O grau de liberdade que a RUP oferecia aos alunos também acarretava responsabilidades, os alunos tinham autonomia para tomar decisões e também angariar patrocínios para poderem manter os seus programas no ar. “O dinheiro arrecadado era para equipamentos, era para o próprio programa para suportar alguns passatempos que às vezes tínhamos uma vez que dávamos prémios às pessoas que telefonavam para lá. Eram patrocínios relativamente pequenos mas que davam para manter o nível de funcionamento básico”, relembra Mário Florido.
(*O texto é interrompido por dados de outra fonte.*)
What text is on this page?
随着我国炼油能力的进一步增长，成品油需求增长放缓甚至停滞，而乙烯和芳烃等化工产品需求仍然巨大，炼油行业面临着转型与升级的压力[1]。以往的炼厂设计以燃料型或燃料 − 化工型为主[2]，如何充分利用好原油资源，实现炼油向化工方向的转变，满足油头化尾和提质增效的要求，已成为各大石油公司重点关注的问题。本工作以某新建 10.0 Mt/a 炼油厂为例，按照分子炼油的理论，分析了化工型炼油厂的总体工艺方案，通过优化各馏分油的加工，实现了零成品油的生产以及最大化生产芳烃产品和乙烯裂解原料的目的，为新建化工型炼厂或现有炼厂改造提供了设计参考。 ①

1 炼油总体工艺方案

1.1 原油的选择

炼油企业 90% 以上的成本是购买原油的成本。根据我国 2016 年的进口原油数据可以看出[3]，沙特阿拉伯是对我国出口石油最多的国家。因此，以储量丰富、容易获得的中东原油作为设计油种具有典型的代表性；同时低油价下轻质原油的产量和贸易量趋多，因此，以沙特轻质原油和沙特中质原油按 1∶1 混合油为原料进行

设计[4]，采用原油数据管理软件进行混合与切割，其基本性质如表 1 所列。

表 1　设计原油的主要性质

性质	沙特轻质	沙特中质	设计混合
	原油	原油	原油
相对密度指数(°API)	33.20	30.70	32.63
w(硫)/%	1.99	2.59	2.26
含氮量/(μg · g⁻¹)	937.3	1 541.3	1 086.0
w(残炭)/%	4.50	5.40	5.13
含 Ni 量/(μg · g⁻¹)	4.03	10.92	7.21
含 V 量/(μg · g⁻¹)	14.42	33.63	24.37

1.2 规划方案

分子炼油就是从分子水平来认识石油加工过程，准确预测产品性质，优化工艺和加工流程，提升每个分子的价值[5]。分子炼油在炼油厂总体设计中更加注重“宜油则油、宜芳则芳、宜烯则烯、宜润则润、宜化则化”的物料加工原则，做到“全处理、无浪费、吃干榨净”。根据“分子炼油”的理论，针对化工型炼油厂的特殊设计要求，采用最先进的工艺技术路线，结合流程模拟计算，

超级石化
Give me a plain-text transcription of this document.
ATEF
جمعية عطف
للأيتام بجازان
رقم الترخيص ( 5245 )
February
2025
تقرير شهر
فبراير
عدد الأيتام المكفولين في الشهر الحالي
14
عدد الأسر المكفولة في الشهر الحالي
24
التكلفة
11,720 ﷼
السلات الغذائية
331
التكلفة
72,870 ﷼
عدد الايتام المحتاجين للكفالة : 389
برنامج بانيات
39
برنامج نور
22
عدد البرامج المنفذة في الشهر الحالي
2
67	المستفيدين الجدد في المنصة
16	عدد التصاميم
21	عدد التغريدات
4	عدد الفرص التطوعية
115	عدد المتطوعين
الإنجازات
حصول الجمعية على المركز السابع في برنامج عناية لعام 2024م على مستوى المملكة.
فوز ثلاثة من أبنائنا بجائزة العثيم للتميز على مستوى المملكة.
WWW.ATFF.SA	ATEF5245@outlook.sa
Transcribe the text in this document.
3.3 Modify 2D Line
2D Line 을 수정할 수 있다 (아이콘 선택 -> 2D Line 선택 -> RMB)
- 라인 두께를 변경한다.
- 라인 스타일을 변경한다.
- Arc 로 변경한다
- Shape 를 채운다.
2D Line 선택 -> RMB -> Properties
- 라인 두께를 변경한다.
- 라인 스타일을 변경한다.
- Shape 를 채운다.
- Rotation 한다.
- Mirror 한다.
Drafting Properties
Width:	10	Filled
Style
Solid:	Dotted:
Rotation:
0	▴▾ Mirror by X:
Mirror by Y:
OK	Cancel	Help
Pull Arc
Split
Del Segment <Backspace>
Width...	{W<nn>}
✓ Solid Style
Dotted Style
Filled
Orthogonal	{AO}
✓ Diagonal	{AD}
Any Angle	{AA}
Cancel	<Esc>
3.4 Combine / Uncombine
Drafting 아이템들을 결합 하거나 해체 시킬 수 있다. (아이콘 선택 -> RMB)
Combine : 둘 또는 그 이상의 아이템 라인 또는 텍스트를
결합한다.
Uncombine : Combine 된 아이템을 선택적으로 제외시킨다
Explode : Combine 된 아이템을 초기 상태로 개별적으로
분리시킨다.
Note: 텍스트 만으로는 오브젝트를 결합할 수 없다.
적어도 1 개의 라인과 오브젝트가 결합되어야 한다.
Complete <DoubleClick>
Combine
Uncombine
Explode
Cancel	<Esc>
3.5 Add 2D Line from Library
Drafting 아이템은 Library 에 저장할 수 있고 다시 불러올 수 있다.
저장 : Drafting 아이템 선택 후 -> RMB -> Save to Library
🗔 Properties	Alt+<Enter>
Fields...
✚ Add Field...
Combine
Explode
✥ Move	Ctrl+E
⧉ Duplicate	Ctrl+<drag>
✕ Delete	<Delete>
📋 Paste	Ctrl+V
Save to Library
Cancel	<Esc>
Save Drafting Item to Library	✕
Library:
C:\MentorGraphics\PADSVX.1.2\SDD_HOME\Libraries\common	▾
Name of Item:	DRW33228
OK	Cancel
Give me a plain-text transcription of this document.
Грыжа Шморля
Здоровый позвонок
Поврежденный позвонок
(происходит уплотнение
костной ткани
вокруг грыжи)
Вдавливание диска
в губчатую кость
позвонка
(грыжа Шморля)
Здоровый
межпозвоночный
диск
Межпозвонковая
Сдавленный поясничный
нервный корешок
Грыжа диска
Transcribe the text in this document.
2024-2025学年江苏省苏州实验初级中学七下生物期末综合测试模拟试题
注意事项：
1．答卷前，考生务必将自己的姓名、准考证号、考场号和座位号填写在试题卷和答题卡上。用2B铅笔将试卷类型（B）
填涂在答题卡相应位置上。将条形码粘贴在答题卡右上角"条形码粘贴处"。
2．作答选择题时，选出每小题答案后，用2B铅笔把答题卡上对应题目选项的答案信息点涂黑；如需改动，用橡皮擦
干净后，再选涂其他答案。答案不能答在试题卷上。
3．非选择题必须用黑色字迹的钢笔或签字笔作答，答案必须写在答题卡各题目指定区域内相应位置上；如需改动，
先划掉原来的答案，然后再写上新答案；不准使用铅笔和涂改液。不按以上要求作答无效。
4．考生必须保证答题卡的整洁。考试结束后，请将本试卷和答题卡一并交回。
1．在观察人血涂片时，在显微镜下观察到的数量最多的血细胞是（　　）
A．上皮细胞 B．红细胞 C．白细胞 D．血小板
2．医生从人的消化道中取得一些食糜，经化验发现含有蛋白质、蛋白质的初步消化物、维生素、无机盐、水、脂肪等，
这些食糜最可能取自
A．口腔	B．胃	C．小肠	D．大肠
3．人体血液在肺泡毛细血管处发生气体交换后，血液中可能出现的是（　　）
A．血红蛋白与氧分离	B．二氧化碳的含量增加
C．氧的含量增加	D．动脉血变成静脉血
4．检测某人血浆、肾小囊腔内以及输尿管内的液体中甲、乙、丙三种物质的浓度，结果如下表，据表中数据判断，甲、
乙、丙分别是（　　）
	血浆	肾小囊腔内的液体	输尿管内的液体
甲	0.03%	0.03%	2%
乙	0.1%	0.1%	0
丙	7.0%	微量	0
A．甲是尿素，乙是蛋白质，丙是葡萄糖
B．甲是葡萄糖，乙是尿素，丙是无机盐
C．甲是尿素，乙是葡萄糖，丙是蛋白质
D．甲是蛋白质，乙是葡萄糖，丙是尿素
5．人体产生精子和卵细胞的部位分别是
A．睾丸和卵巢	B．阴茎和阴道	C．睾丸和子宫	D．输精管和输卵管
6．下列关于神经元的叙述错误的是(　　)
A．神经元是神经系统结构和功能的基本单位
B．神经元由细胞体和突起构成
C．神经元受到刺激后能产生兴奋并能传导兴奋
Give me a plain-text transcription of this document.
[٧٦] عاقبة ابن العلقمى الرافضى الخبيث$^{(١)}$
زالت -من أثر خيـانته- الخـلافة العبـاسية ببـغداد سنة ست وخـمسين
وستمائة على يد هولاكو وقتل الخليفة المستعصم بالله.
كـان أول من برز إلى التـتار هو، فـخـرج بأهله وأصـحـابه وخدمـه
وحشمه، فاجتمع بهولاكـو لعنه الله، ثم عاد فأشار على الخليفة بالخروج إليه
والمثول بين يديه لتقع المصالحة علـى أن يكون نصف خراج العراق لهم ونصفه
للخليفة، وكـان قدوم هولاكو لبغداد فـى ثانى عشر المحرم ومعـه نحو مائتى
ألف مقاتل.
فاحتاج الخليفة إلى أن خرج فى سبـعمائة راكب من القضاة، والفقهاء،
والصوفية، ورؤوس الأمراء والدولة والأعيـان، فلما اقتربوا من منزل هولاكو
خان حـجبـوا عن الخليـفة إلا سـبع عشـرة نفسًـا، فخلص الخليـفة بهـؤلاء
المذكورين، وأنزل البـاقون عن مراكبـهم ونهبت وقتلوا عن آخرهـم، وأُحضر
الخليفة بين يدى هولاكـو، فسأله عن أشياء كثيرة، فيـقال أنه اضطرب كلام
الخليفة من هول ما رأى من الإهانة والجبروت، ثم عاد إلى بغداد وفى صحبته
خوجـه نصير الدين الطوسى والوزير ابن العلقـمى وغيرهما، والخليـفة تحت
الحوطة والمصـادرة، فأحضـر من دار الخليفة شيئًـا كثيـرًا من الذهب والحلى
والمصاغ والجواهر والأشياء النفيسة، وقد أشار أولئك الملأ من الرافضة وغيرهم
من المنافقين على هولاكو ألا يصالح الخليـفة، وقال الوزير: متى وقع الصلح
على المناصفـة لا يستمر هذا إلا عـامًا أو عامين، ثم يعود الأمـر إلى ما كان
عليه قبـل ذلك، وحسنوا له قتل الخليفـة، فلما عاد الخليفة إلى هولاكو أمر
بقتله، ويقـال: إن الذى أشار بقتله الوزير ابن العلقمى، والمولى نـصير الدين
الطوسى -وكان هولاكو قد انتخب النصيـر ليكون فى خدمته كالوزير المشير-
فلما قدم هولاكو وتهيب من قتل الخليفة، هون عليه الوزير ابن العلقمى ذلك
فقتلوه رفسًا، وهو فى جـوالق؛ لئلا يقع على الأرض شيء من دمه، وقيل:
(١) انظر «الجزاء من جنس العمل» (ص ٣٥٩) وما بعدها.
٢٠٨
Na RUP, segunda casa para muitos estudantes, vivia-se um ambiente de partilha e de muita cumplicidade. Isabel Reis, antiga colaboradora da Rádio relembra que o vidro que separava a cabine do programa para dos restantes espaços da rádio tinha “sempre imensa gente a assistir do lado de lá”. Mesmo com um espaço apertado para tantos colaboradores, os estudantes conseguiam organizar-se na confusão e com os poucos recursos a que tinham acesso para cumprir as 24 horas de emissão diária.
Benefícios de uma RUP pirata
“A rádio beneficiou do facto de ser pirata, de ser mais ou menos ilegal. Beneficiou com a vontade das pessoas de quererem ouvir, de quererem de facto saber o que se dizia do lado de lá, principalmente por ser diferente daquilo que era o padrão das rádios na altura”, afirma João Bonucci.
Para além dos conteúdos informativos e de entretenimento produzidos pela RUP que abrangiam o interesse da população da cidade do Porto, a rádio universitária era feita por estudantes e, muitas vezes, para os estudantes. Assim, tornou-se um importante meio de divulgação da vida académica. “Havia muito entusiasmo em volta da RUP e eu acho que as pessoas acabaram por se aperceber que o papel de uma rádio universitária em algumas situações era extremamente importante para defender alguns interesses dos estudantes”, lembra João Bonucci, antigo diretor da RUP.
A Rádio Universitária do Porto foi um espaço marcado pela originalidade e pelo entusiasmo de dezenas de estudantes. Durante dois anos, o Porto esteve sintonizado em 99.4 MHz, para ouvir horas de emissão com muita informação, conversa e música.